Non-uniqueness for the nonlocal Liouville equation in $\mathbb{R}$ and applications

TL;DR

This paper constructs multiple solutions to a nonlocal Liouville equation in one dimension, demonstrating non-uniqueness and applications to geometric problems and soliton solutions in integrable systems.

Contribution

It introduces a method to find multiple solutions to the nonlocal Liouville equation with prescribed curvature, revealing non-uniqueness and linking to geometric and physical applications.

Findings

Existence of multiple solutions bifurcating from bubbles.

Solutions correspond to flat metrics with prescribed boundary curvature.
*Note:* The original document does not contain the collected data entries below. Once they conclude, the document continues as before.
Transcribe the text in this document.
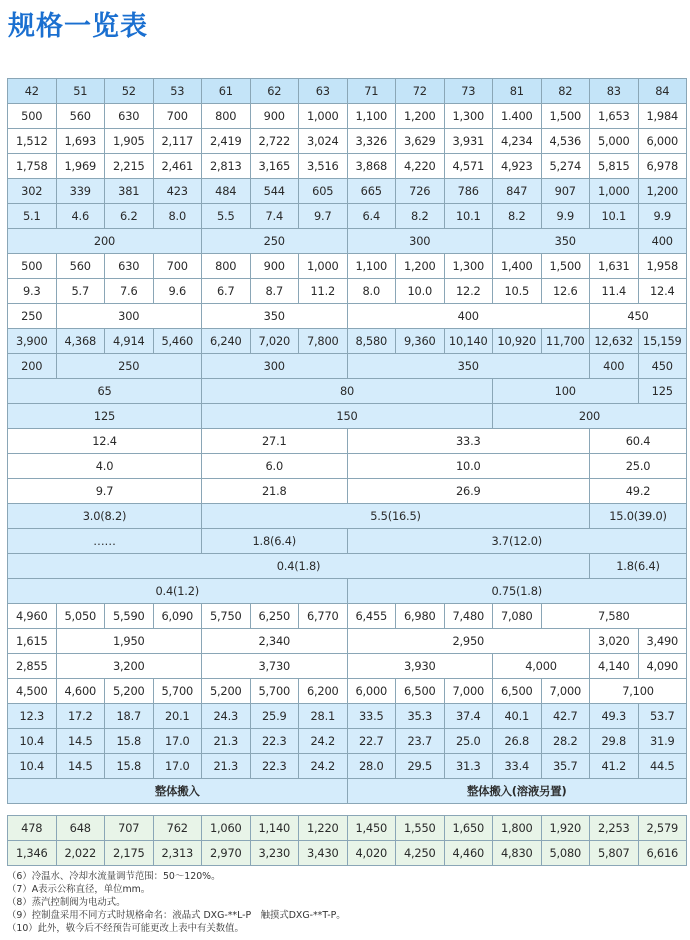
规格一览表
42	51	52	53	61	62	63	71	72	73	81	82	83	84
500	560	630	700	800	900	1,000	1,100	1,200	1,300	1.400	1,500	1,653	1,984
1,512	1,693	1,905	2,117	2,419	2,722	3,024	3,326	3,629	3,931	4,234	4,536	5,000	6,000
1,758	1,969	2,215	2,461	2,813	3,165	3,516	3,868	4,220	4,571	4,923	5,274	5,815	6,978
302	339	381	423	484	544	605	665	726	786	847	907	1,000	1,200
5.1	4.6	6.2	8.0	5.5	7.4	9.7	6.4	8.2	10.1	8.2	9.9	10.1	9.9
200				250			300			350			400
500	560	630	700	800	900	1,000	1,100	1,200	1,300	1,400	1,500	1,631	1,958
9.3	5.7	7.6	9.6	6.7	8.7	11.2	8.0	10.0	12.2	10.5	12.6	11.4	12.4
250	300			350			400					450	
3,900	4,368	4,914	5,460	6,240	7,020	7,800	8,580	9,360	10,140	10,920	11,700	12,632	15,159
200	250			300			350					400	450
65				80						100			125
125				150						200			
12.4				27.1			33.3					60.4	
4.0				6.0			10.0					25.0	
9.7				21.8			26.9					49.2	
3.0(8.2)				5.5(16.5)								15.0(39.0)	
……				1.8(6.4)			3.7(12.0)						
0.4(1.8)												1.8(6.4)	
0.4(1.2)							0.75(1.8)						
4,960	5,050	5,590	6,090	5,750	6,250	6,770	6,455	6,980	7,480	7,080	7,580		
1,615	1,950			2,340			2,950					3,020	3,490
2,855	3,200			3,730			3,930			4,000		4,140	4,090
4,500	4,600	5,200	5,700	5,200	5,700	6,200	6,000	6,500	7,000	6,500	7,000	7,100	
12.3	17.2	18.7	20.1	24.3	25.9	28.1	33.5	35.3	37.4	40.1	42.7	49.3	53.7
10.4	14.5	15.8	17.0	21.3	22.3	24.2	22.7	23.7	25.0	26.8	28.2	29.8	31.9
10.4	14.5	15.8	17.0	21.3	22.3	24.2	28.0	29.5	31.3	33.4	35.7	41.2	44.5
整体搬入							整体搬入(溶液另置)						
478	648	707	762	1,060	1,140	1,220	1,450	1,550	1,650	1,800	1,920	2,253	2,579
1,346	2,022	2,175	2,313	2,970	3,230	3,430	4,020	4,250	4,460	4,830	5,080	5,807	6,616
（6）冷温水、冷却水流量调节范围：50～120%。
（7）A表示公称直径，单位mm。
（8）蒸汽控制阀为电动式。
（9）控制盘采用不同方式时规格命名：液晶式 DXG-**L-P　触摸式DXG-**T-P。
（10）此外，敬今后不经预告可能更改上表中有关数值。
Implications for multiple ground state solitons in Calogero-Moser NLS.

Abstract

We construct multiple solutions to the nonlocal Liouville equation \begin{equation} \label{eqk} \tag{L} (-\Delta)^{\frac{1}{2}} u = K(x) e^u \quad \mbox{ in } \mathbb{R}. \end{equation} More precisely, for $K$ of the form $K(x) = 1+\varepsilon \kappa(x)$ with $\varepsilon \in (0,1)$ small and $\kappa \in C^{1,\alpha}(\mathbb{R}) \cap L^{\infty}(\mathbb{R})$ for some $\alpha > 0$, we prove existence of multiple solutions to \eqref{eqk} bifurcating from the bubbles. These solutions provide examples of flat metrics in the half-plane with prescribed geodesic curvature $K(x)$ on its boundary. Furthermore, they imply the existence of multiple ground state soliton solutions for the Calogero-Moser derivative NLS.